ANNAMARIA LAZZARI
Cronaca

Milano, tassiste solo di notte: quando a guidare sono le donne

Viaggio con Barbara che ha perso l’impiego e ha ricominciato con un lavoro “maschile” in un turno rischioso

Barbara Iannizzi al lavoro (NewPress)

Milano, 19 novembre 2018 - Barbara Iannizzi, milanese doc che oggi festeggia 48 anni, è una delle poche donne che guida il taxi solo durante il turno notturno (dalle 18.30 alle 4.30). Sotto la Madonnina le colleghe di notte sono meno di cinquanta. Sabato sera le facciamo compagnia per un lunghissimo tragitto sulla sua Toyota Prius Plus, tra le stazioni ferroviarie, i quartieri frizzanti della movida e nella prima cintura dell’hinterland. Barbara racconta di essere conducente di Taxi Blu da quattro anni. Per 15 anni ha lavorato come impiegata amministrativa in un’agenzia pubblicitaria, nel 2014 è stata messa «gentilmente» alla porta. L’auto bianca è stato il suo paracadute sociale ma non è stato facile diventare una professionista al volante. Non solo per l’esborso per la licenza: 175mila euro. Per prendere il certificato di abilitazione professionale ha dovuto imparare a memoria la toponomastica di Milano: «All’esame orale ti chiedono il tragitto da un indirizzo all’altro e tu devi elencare le vie. Non troppo velocemente per non sembrare un pappagallo né troppo piano per non dare l’impressione di non aver studiato», dice.

Ha scelto quasi subito di lavorare dopo il tramonto per evitare il traffico congestionato dalle auto, dai cantieri della M4 e dai troppi semafori. «Milano è bella sempre ma le strade di notte hanno un fascino in più. Purché il cervello sia in posizione “on”». L’attenzione deve essere alta mentre si guida: «In strada il pericolo maggiore sono le bici dei rider. Sono spesso senza luci, procedono contromano e non rispettano il codice della strada». Come il rider che in viale Tunisia ci ha tagliato la strada.
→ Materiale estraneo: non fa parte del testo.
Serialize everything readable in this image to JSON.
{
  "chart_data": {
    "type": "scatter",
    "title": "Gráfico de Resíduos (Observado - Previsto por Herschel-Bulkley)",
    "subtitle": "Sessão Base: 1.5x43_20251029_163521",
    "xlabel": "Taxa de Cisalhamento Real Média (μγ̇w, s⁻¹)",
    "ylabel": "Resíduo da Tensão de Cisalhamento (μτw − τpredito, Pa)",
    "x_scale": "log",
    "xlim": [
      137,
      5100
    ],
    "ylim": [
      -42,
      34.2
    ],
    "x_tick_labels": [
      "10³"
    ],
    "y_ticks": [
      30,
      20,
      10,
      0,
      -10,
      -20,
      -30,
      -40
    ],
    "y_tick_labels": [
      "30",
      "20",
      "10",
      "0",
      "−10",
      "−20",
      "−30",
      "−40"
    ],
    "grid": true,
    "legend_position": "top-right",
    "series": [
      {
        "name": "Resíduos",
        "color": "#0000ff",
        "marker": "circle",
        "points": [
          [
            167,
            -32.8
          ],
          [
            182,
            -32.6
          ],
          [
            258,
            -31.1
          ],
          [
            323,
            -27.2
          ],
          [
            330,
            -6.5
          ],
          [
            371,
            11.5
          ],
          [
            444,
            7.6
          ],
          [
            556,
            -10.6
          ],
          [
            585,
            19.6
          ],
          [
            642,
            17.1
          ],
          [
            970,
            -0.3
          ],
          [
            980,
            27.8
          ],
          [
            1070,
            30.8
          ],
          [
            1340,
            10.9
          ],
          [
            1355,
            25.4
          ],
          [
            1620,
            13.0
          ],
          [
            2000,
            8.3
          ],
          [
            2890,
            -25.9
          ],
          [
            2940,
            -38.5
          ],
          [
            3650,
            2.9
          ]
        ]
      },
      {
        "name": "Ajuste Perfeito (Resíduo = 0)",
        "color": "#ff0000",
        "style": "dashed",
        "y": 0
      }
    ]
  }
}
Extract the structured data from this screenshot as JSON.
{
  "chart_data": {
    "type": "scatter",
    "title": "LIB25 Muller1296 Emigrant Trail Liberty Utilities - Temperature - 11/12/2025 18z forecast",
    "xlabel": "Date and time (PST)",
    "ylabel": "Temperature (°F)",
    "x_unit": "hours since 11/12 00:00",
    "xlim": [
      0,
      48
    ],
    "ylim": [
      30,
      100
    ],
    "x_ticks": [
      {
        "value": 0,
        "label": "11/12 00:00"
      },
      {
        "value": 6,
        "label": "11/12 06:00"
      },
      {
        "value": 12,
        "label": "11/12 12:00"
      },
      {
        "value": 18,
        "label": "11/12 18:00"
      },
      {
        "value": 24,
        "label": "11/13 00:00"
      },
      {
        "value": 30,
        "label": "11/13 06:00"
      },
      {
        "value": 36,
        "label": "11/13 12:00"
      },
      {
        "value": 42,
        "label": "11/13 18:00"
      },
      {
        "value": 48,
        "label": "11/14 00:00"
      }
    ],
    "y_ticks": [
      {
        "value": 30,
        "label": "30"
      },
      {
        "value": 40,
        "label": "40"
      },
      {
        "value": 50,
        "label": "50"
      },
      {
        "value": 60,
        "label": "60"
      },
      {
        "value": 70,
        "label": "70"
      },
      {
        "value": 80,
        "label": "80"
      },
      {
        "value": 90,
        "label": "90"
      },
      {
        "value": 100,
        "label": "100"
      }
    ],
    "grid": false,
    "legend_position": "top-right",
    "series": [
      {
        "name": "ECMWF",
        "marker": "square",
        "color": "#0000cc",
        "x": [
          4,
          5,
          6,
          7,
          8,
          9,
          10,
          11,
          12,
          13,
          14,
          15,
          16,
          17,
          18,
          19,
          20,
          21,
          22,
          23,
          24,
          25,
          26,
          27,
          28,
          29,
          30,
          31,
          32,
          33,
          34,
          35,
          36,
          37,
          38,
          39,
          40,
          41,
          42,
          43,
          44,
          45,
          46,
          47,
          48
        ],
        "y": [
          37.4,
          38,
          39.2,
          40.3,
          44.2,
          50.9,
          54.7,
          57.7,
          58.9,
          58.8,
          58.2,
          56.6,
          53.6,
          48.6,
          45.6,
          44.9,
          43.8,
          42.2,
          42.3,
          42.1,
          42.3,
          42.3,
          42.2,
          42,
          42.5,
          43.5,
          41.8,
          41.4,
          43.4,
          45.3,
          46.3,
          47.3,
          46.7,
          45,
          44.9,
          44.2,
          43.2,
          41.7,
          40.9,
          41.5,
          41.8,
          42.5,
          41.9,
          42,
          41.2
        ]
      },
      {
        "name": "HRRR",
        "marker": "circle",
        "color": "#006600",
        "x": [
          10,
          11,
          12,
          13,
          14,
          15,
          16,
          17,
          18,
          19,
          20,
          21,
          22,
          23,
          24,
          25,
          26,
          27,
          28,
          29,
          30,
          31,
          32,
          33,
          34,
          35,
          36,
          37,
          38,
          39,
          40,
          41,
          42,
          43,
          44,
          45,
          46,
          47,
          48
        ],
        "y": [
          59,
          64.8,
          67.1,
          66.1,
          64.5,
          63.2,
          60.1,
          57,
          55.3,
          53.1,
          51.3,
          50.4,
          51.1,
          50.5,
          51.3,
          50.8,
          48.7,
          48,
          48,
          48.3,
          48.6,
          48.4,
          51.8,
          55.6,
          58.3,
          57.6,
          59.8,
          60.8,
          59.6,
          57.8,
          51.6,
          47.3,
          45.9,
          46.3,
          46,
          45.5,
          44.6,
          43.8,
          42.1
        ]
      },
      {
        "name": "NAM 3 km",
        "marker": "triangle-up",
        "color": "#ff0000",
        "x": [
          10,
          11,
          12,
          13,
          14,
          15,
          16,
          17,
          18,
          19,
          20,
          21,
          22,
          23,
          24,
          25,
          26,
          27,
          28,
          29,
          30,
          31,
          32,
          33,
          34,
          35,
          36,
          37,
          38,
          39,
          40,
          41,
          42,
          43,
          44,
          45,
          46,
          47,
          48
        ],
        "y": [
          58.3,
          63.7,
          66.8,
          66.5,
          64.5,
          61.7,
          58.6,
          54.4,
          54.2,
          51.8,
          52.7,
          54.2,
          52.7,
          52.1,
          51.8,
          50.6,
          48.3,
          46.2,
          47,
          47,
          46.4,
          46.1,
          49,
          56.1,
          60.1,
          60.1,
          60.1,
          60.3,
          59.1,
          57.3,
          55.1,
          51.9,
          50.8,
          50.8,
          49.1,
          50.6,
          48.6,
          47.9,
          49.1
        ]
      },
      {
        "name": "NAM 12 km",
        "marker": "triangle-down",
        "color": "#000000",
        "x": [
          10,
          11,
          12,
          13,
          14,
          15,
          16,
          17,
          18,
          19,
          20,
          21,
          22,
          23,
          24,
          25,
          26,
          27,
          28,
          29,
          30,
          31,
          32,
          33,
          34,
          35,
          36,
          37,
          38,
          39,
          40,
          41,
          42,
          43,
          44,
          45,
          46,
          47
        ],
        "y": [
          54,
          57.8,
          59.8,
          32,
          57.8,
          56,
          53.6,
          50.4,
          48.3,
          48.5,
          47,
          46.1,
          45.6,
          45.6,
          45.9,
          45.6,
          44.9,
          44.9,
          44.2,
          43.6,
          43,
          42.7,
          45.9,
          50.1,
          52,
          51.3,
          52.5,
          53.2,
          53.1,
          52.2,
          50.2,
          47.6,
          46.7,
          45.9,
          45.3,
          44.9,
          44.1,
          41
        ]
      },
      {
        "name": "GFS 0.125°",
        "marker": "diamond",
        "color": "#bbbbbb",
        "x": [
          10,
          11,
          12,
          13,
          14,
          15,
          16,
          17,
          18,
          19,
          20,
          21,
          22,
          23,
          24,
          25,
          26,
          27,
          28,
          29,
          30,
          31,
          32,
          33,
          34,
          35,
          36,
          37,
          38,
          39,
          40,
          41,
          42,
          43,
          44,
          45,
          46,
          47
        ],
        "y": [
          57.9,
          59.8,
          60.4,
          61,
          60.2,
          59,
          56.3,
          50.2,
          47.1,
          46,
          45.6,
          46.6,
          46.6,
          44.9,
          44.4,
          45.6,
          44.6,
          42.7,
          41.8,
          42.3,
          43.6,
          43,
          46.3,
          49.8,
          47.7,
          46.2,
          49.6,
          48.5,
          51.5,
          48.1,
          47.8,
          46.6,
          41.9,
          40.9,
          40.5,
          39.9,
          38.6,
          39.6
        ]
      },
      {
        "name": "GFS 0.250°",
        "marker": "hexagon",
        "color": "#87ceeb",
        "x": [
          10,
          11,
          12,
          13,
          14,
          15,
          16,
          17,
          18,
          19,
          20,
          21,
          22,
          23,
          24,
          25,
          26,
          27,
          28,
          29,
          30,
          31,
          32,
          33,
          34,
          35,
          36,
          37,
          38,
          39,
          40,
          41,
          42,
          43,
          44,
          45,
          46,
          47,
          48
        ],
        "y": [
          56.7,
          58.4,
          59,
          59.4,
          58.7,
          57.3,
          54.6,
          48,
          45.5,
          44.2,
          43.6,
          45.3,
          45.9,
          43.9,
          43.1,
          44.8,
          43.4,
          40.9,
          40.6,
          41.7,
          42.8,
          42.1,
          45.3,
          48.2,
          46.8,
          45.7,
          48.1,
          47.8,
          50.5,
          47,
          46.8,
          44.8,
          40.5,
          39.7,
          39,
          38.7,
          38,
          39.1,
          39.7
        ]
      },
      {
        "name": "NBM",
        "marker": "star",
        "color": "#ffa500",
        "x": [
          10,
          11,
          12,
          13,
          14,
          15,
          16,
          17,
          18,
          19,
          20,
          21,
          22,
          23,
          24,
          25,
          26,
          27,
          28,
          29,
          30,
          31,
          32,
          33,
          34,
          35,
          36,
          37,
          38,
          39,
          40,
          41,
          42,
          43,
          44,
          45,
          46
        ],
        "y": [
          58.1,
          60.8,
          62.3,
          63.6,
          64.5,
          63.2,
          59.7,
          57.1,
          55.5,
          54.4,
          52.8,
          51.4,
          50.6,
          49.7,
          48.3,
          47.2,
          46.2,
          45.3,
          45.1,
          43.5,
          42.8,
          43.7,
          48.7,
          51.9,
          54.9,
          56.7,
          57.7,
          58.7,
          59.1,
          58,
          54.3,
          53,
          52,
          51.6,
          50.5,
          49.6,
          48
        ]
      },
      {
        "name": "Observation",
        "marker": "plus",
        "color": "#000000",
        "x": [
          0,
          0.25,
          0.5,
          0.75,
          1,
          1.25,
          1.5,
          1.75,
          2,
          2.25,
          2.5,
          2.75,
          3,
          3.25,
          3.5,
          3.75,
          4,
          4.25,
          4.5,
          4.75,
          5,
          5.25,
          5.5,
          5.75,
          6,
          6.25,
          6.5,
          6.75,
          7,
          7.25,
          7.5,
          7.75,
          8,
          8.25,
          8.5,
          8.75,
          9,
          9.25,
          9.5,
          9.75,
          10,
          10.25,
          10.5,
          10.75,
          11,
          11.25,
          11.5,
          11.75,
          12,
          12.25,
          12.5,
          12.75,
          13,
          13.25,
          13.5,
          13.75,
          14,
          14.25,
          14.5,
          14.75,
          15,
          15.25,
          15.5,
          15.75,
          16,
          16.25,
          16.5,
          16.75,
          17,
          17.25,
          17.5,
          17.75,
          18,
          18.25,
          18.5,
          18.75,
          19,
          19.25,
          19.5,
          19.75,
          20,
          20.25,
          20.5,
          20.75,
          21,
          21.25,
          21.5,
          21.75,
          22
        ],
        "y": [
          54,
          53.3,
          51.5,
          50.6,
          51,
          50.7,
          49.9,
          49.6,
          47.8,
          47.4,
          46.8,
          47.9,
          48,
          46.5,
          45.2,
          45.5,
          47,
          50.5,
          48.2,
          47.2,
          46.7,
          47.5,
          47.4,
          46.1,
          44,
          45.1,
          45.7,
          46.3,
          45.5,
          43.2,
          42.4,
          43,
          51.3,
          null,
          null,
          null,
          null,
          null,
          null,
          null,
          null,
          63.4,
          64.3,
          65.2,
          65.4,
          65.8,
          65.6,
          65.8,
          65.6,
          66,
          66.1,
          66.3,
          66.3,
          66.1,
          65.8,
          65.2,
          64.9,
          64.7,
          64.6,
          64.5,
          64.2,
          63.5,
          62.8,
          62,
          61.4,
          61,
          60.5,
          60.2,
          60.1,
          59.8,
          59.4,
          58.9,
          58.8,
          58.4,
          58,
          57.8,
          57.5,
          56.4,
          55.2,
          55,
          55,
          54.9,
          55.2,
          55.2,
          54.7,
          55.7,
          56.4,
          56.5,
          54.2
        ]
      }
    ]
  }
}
Per «cervello acceso» Barbara intende anche che bisogna stare all’erta di fronte alla «fauna» che si può incontrare al posteggio. Lei si è presa le sue precauzioni. Nell’abitacolo c’è una telecamera accesa, in tasca ha lo spray al peperoncino e c’è l’allarme che può lanciare alla sala radio. Poi ci sono i suoi «angeli custodi»: il marito, anche lui tassista notturno, la chiama più volte per sincerarsi che sia tutto a posto e le colleghe/amiche sono sempre collegate su WhatsApp. Prima di far accomodare un passeggero uomo, gli rivolge qualche domanda: «Come ti chiami? Dove vai? Se è così ubriaco o strafatto da non riuscire a parlare me ne vado, dopo aver avvisato la sala radio». Anche coi tipi dall’apparenza sospetta non è tenera: «Venerdì notte mi è arrivata una chiamata per andare a prendere una donna a Monza. Quando sono arrivata lì, ho scoperto che ad aspettarmi era un maghrebino con un pitbull che doveva andare al cimitero. Gli ho detto di chiamare un altro taxi». Evita l’uscita delle discoteche e quartieri come Corvetto, Quarto Oggiaro, via Padova: «Conduco un cliente a destinazione, ma non carico mai nessuno in quelle zone». Eccesso di prudenza? Sarà, ma non ha mai subito aggressioni o molestie.

La maggior parte dei clienti è, per fortuna, gente «normale»: «Anziani che vanno a teatro. Turisti (soprattutto inglesi, francesi e tedeschi) che lasciano anche la mancia. Tra i ragazzi qualcuno ogni tanto mi regala una rosa». Capitolo colleghi. «Il maschilismo regna sovrano solo tra la vecchia guardia. Per loro una donna non sa guidare a prescindere». E clienti perplessi a vedere una donna alla guida? «È successo solo con alcune donne. Convinte che non sapessi fare bene il mestiere perché femmina». Esperienze che non hanno scalfito la sua convinzione, anche come volontaria di Taxi Service, di lanciare proposte per l’altra metà del cielo: «Mi batterò perché venga attivata una linea telefonica rosa per dare precedenza alle donne nelle corse notturne».